Dibawah ini ada beberapa jenis penutup, seperti:

1. Penutup Ringkasan, penutup ini benuk maupun sifatnya seperti sebuah ikhtisar. Hanya mengikuti ujung bagian cerita yang lepas-lepas dan dengan demikian mengarahkan dan menunjukan kembali ke teras atau intro.

2. Penutup Menyimpulkan, meski tidak secara eksplisit atau secara jelas dinyatakan, tetapi penutup ini menyimpulkan apa saja yang telah diceritakan dalam tulisan. Menyimpulkan berbeda dengan membuat sebuah ikhtisar.

3. Penutup Klimaks, ditulis dengan nada semakin menarik, atau ditulis secara kronologis. Bagian-bagian cerita dan ketegangan yang dibiarkan menumpuk hingga mencapai klimaks.

4. Penutup yang Mengagetkan, dalam hal ini penulis menggunakan format penulisan seolah-olah cerita disiapkan membinbing pembaca pada suatu kesimpulan yang sama sekali tidak terduga-duga.

5. Penutup Tak Ada Penyelesaian, penulis sengaja tidak memberikan kesimpulan atau pemecahan pada bagian penutup.

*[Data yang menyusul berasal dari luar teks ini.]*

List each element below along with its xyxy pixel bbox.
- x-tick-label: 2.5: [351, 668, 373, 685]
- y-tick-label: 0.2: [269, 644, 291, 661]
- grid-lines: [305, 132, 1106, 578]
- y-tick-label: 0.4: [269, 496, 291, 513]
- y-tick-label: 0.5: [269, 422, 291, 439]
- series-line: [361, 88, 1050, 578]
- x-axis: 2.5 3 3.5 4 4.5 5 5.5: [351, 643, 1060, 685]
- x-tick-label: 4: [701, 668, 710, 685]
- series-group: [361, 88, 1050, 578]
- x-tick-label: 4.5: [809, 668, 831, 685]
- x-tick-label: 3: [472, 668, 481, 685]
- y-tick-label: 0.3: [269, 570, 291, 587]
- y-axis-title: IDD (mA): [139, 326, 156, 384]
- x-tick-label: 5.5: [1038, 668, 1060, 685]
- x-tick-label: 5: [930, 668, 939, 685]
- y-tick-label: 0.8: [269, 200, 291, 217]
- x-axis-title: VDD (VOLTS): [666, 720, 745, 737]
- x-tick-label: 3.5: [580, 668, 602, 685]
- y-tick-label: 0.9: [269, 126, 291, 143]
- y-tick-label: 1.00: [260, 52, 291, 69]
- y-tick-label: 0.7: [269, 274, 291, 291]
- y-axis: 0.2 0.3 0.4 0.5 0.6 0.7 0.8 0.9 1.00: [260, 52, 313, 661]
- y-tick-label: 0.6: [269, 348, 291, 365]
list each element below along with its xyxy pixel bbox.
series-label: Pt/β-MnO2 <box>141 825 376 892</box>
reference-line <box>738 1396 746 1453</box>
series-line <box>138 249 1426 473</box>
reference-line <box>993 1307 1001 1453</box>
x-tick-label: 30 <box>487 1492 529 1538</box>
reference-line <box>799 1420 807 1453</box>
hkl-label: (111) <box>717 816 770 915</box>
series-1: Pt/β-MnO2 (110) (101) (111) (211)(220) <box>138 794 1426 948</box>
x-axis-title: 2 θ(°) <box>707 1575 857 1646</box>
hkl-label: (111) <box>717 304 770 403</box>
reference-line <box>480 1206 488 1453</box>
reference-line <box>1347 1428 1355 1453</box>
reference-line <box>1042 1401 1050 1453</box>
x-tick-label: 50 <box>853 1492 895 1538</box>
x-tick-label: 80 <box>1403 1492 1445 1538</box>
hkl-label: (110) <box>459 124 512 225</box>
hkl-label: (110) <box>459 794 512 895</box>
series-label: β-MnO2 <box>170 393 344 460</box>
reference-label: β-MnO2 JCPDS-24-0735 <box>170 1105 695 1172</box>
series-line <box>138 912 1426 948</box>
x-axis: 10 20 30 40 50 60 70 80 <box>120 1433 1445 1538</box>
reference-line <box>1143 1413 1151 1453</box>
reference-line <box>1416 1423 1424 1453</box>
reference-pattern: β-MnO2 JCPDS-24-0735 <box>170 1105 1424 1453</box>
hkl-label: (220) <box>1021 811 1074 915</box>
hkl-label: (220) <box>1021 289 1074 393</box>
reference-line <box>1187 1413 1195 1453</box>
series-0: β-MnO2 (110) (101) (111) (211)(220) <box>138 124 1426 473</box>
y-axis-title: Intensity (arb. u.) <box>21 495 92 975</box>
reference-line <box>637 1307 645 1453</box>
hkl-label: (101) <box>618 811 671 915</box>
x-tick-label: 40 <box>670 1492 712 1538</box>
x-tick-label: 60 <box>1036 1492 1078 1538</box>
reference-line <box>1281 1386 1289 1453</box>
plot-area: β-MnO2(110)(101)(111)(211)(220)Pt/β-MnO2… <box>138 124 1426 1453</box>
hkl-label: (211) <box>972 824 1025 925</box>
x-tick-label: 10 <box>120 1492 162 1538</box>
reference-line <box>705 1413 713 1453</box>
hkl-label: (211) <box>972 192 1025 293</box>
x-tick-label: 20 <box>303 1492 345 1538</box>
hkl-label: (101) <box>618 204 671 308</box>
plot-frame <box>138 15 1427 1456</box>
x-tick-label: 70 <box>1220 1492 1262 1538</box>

Agar para pembaca merasa penasaran, tergantung-gantung, atau terangsang dan timbul berbagai pemikiran.

Judul

Judul yang baik, sebaiknya memenuhi beberapa syarat:

1. Atraktif, atau menarik perhatian

2. Akurat

3. Eksak

4. Dengan sesedikit mungkin kata-kata tetapi dapat memberikan gambaran yang jelas, ringkas dan padat, serta menunjukkan kesederhanaan

5. Komunikatif

Jenis-jenis Judul

Ø Striking Statement, jenis judul yang sifatnya menggemparkan.

Ø Provokative Statement, merangsang pembaca untuk menaruh perhatian.

Ø Label atau Etiket, jenis judul ini hanya semacam merek atau nama saja. Misalnya mengenai obat-obatan.

Ø Kalimat Deklaratif, judul jenis ini hampir sama atau mirip dengan jenis Label; merupakan pernyataan-pernyataan yang ringkas dan jelas, tetapi bisa juga fleksibel.

Ø Direct Address, jenis judul yang langsung menunjuk pada sasaran atau isi materi tulisan.

Ø Pertanyaan, jenis judul ini berbentuk kalimat tanyam lengkap dengan tanda tanya dibelakang kalimat itu. Kadang-kadang judul jenis ini dapat menarik perhatian.

Ø Cuplikan, jenis judul ini adalah cuplikan dari suatu pernyataan yang dikeluarkan oleh orang-orang ternama atau terkenal.

Teras (Lead) atau Alinea Pertama

Jenis-jenis teras

1. Teras Yang bercerita, teras ini menggunakan teknik menciptakan satu suasana atau situasi seolah-olah memberikan kesempatan atau membiarkan pembaca menjadi tokoh utama dalam cerita tersebut.

2. Teras Deskriptif, teras ini mampu menciptakan gambaran atau imajinasi dalam pikiran pembaca.

3. Teras Deduktif, dalam teras ini, kalimat pokok yang biasanya merupakan pernyataan umum atau kesimpulan ditempatkan pada awal alinea.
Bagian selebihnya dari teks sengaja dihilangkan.